09 September 2008

Lull

LSU-A Megashelter
Alexandria, LA

It seems like weeks since we landed in Baton Rouge to start work for the Red Cross. It has been only five days, however, and they have been eventful. Our first night was spent in a church hall without power (thus no A/C or hot water). The humidity and heat inside the tightly packed hall was bad enough that I set my cot up on the patio under the night sky. Thanks to the power outage, I was treated to one of the most spectacular displays of stars I have ever seen. The next morning, we made the 5-mile trip to the Red Cross headquarters on Airline Highway (which, thanks to the lack of working traffic lights, took about an hour) and was sucked into the disaster-standard procedure of 'hurry up and wait'. Between our arrival at 9 AM and around 2 that afternoon, we underwent a brief (and pointless) training session and sat there waiting for something to do.

A few of us were given the task of driving 'communications equipment' (which consisted of: a single laptop, a phone and a charger) up to Alexandria, about two hours north of Baton Rouge. Upon arrival we found what might be one of the coolest facilities I've ever seen. Known as the Megashelter, it is a massive building with roughly the same floor space as the David Lawrence Convention Center in Pittsburgh. Completed earlier this year, it is the first purpose-built hurricane shelter of its size in the country (Author's Note: hurricane shelters are almost always set up in gymnasiums, churches, schools, etc...structures with lots of floor space, but otherwise poorly suited to accommodate hundreds of displaced people).
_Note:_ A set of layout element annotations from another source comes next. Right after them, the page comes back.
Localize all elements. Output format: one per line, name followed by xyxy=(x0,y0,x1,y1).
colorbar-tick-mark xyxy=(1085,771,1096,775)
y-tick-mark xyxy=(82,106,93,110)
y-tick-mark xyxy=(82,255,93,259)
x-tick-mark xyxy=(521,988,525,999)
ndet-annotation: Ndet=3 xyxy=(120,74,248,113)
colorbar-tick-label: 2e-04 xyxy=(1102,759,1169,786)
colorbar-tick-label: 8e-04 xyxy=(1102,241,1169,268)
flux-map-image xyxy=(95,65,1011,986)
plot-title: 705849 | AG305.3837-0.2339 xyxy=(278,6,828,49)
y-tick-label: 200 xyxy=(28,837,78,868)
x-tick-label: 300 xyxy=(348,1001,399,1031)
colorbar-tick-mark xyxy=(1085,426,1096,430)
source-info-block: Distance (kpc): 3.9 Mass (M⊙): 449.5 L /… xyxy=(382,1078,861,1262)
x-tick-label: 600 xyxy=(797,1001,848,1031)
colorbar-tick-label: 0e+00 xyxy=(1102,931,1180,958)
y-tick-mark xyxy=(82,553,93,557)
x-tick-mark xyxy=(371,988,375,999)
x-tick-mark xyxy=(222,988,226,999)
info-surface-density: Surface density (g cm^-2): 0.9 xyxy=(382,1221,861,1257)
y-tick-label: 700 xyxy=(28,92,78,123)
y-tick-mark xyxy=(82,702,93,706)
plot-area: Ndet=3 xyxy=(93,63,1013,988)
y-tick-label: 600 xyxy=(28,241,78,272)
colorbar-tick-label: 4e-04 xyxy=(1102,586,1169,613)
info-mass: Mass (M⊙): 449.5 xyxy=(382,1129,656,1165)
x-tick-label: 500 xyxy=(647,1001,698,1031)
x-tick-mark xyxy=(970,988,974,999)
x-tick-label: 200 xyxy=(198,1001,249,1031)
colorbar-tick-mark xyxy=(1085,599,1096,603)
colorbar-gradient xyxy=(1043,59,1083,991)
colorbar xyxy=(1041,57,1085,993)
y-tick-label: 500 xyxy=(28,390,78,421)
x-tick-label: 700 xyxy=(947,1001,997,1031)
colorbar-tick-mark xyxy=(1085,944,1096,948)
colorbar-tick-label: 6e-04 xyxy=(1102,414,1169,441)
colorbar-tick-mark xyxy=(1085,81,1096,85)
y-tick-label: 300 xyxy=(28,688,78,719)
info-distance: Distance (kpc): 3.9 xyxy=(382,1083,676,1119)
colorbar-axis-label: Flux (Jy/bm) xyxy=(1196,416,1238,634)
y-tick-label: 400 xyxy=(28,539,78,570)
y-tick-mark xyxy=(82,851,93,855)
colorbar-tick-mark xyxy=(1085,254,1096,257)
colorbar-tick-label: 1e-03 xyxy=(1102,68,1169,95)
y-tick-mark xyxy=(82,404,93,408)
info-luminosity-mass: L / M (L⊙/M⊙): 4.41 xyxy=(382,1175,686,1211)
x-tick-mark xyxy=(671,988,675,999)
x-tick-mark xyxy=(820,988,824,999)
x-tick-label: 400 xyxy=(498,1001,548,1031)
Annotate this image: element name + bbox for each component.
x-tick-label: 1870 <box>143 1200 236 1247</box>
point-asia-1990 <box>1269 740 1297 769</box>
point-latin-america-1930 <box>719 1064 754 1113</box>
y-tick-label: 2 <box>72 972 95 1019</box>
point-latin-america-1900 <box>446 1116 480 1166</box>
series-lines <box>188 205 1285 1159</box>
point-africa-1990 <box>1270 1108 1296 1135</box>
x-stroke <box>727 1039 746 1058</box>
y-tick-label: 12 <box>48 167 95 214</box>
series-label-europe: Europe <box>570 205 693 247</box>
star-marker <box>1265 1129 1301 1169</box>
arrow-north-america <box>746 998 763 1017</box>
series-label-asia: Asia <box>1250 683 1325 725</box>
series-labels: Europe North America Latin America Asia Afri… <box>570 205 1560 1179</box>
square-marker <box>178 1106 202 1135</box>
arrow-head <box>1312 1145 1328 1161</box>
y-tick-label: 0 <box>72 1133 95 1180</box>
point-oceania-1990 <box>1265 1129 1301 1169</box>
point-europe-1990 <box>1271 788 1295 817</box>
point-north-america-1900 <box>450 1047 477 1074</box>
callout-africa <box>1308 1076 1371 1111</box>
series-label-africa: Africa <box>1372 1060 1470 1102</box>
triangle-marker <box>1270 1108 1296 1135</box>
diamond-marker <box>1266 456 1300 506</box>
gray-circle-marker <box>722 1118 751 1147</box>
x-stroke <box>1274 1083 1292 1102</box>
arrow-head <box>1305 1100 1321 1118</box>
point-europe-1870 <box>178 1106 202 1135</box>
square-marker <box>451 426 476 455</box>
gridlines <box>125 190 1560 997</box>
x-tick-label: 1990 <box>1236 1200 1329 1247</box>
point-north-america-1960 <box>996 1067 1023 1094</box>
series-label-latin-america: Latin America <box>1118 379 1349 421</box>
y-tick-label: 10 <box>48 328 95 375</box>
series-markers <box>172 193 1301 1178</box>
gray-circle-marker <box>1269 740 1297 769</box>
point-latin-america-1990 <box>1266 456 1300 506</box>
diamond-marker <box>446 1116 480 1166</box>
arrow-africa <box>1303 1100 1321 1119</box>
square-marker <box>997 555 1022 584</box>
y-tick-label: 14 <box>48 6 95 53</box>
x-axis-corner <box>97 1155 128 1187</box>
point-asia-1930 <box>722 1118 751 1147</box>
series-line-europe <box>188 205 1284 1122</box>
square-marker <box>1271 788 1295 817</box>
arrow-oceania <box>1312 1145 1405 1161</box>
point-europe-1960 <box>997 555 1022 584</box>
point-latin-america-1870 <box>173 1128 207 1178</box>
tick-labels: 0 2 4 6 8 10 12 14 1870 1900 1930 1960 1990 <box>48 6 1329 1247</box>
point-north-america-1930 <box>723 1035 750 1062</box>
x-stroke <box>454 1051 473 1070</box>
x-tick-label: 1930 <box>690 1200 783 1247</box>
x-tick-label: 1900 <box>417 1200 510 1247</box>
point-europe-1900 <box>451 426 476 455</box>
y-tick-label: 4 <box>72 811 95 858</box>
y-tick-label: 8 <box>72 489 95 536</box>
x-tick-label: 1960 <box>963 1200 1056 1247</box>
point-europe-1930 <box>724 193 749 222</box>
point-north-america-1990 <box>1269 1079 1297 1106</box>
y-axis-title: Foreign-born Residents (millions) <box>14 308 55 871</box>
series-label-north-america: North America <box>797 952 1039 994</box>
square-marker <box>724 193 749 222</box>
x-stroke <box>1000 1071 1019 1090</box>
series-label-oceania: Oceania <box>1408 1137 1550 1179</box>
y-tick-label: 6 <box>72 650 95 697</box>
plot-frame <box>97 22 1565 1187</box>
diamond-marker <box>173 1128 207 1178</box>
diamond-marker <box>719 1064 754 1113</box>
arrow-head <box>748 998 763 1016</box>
This megashelter is specifically built as a hurricane shelter. It can withstand a direct hit from a Category 5 hurricane,
and house over 5000 clients (the Red Cross' preferred term for storm victims)
with enough bathrooms and showers (always a major problem for shelters) for both them and the staff. They have a dedicated medical wing staffed by officers of the US Public Health Service, separate living space for Red Cross, EMT and other staffers, a large cafeteria, and the loading docks and storage spaces to deal with the massive amount of supplies that so many people need to operate.

At the moment my team and the 50-odd Red Cross staffers are sitting tight. We finished cleaning up after the Gustav evacuees a day or so ago, and are now just manning the shelter and preparing for the potential clients that will be coming our way to avoid Hurricane Ike. It's quite uneventful for now. The calm before the storm, so to speak.